Examples of topics for papers include but are not limited to:
• Analytics to integrate heterogeneous spatio-temporal data for prediction
• Anomaly detection and feature detection for infrastructure monitoring from remotely sensed data
• Real-time analytics of dynamic and distributed data for policymaking
• Spatial social network analytics in the built environment
• Theoretical and practical applications of Internet of Things in urban settings
• Urban mobility data management and visualization using crowdsourced data
• Spatial statistical models using multivariate data to generate an integrated decision-making tool for smart cities
• Policies and theoretical framework needed for developing smart city applications using spatial data by means of suitable use-cases
• Review of models/methods that discuss existing state-of-the-art and future directions to integrate GPS data and cyber-physical systems to achieve both smart and resilient cities

Please submit your abstracts to Avipsa Roy ( or Ziqi Li ( by October 30, 2019. These sessions are hosted by the Spatial Analysis and Research Center, School of Geographical Sciences and Urban Planning, Arizona State University.


The advances in sensor technologies and availability of connected devices have enabled the generation of large volumes of disparate, dynamic and geolocated data by both scientific communities and citizens. Such technological innovations have given birth to the concept of smart and connected cities. A smart city is forward-looking and progressive and has the potential to provide a higher-quality of life while meeting the daily needs of its citizens. The growing awareness among state authorities and local agencies regarding health, environmental, and economic benefits of smarter cities have motivated development of new methods in order to plan and design smarter cities.
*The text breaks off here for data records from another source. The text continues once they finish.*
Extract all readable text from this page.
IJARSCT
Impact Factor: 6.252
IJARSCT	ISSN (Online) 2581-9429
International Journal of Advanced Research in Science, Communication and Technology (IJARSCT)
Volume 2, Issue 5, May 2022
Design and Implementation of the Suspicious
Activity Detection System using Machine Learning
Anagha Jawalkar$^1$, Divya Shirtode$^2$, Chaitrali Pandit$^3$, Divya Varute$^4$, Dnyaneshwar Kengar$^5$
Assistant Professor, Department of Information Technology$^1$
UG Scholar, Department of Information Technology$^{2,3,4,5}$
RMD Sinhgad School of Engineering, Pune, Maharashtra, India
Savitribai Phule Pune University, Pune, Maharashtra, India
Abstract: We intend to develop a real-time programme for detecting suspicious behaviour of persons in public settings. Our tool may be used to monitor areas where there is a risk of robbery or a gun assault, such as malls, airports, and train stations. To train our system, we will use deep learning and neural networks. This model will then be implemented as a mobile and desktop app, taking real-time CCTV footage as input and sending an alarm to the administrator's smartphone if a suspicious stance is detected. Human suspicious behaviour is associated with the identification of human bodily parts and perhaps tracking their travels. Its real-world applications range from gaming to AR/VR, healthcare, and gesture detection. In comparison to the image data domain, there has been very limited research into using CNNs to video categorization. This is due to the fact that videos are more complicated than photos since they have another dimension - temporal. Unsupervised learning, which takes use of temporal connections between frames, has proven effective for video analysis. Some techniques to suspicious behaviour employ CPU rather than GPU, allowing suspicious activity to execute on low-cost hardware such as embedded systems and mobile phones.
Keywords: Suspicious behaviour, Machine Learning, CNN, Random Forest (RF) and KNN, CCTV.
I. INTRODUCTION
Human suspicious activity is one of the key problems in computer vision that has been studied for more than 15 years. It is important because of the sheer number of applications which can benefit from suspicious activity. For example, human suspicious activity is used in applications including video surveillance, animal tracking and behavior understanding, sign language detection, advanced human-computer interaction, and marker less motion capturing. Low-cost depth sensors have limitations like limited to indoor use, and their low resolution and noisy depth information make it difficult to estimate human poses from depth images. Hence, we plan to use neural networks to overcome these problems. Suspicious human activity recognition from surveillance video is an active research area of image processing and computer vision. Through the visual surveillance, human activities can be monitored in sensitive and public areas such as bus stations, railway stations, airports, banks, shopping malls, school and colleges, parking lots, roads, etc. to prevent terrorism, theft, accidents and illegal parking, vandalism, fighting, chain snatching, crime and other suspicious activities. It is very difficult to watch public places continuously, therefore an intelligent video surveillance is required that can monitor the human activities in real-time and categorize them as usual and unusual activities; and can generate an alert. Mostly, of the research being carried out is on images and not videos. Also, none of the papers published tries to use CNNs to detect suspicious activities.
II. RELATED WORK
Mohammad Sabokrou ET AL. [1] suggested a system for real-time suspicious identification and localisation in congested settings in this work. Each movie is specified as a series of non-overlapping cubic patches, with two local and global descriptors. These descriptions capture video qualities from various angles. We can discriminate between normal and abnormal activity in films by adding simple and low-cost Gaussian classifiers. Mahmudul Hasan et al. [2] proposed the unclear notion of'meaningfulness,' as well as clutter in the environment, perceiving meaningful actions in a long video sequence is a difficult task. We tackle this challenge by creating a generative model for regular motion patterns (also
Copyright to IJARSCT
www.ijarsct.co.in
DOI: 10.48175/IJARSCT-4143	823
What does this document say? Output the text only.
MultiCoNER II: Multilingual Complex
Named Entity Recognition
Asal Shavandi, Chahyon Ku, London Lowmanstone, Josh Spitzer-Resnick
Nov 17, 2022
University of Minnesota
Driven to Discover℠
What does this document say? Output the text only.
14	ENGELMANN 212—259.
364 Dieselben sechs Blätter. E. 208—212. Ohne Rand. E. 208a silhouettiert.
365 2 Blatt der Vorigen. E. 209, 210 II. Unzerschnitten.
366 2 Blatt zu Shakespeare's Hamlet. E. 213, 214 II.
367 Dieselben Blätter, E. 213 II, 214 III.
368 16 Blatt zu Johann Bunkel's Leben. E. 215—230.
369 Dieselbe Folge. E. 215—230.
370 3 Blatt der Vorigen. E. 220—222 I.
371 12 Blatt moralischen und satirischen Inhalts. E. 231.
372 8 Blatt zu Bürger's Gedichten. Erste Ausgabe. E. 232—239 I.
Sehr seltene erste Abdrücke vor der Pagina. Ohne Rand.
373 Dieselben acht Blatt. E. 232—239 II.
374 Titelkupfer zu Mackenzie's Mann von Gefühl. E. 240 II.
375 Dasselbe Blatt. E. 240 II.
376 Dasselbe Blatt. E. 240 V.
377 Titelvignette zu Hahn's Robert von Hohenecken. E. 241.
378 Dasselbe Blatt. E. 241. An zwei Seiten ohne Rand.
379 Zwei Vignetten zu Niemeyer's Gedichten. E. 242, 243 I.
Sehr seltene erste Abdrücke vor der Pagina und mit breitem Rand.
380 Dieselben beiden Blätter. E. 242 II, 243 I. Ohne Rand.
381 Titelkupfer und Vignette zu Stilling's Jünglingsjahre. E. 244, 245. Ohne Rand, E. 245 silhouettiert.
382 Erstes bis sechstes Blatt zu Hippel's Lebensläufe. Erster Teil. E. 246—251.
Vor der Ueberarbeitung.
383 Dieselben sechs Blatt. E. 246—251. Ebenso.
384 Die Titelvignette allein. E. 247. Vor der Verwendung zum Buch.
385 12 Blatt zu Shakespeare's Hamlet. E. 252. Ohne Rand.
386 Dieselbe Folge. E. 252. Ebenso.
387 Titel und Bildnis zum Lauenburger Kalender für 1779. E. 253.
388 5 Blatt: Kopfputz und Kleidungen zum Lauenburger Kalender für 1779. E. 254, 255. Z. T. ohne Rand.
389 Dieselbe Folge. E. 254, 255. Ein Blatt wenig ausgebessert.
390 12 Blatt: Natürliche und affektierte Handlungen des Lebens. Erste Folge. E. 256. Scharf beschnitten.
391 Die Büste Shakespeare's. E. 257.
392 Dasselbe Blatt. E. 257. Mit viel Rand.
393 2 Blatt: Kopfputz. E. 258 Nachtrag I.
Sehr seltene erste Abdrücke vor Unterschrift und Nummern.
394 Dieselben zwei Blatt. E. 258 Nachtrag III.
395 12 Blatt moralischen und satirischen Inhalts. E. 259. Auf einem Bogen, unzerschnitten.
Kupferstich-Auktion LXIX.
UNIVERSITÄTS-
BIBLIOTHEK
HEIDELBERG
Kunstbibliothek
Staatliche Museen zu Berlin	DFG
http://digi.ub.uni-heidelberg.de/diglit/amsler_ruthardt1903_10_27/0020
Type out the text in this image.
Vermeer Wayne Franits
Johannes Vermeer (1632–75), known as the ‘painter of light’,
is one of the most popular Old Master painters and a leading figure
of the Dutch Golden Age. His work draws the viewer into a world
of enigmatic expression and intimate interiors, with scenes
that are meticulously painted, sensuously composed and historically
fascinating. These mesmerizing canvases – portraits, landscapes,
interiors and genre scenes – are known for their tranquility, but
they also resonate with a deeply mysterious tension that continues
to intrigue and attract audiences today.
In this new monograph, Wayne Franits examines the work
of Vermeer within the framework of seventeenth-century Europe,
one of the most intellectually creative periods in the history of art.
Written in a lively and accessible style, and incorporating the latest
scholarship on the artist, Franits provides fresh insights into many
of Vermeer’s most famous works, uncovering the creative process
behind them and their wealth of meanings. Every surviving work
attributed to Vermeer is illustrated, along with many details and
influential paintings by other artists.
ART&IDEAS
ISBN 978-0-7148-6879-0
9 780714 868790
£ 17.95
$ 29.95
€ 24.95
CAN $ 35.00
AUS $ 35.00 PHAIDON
Resilience is of utmost importance to design smarter cities. Therefore, the need for computational methods that can combine online and real-time knowledge discovery from dynamic geospatial data streams in conjunction with socio-economic data has risen enormously. These methods are designed to help practitioners and researchers with improved policymaking. The recent developments in data science and artificial intelligence have enabled integration of online (social-media) and static data sets (census/demographics/socio-economic/land-use) to develop robust spatial analytics approaches. The issue of modeling urban designs to build a smart city which is also resilient needs to be well understood to maximize the benefits of connected technologies - smartphones, GPS devices, health tracking devices etc. Visualization techniques are also important to allow public participation not only in data collection, but also in analytics and decision-making efforts to reduce error and uncertainties. Incorporating good quality and bias-corrected crowdsourced data with traditional data sources is another approach to improve data quality for connected applications and ease the decision-making process by policymakers.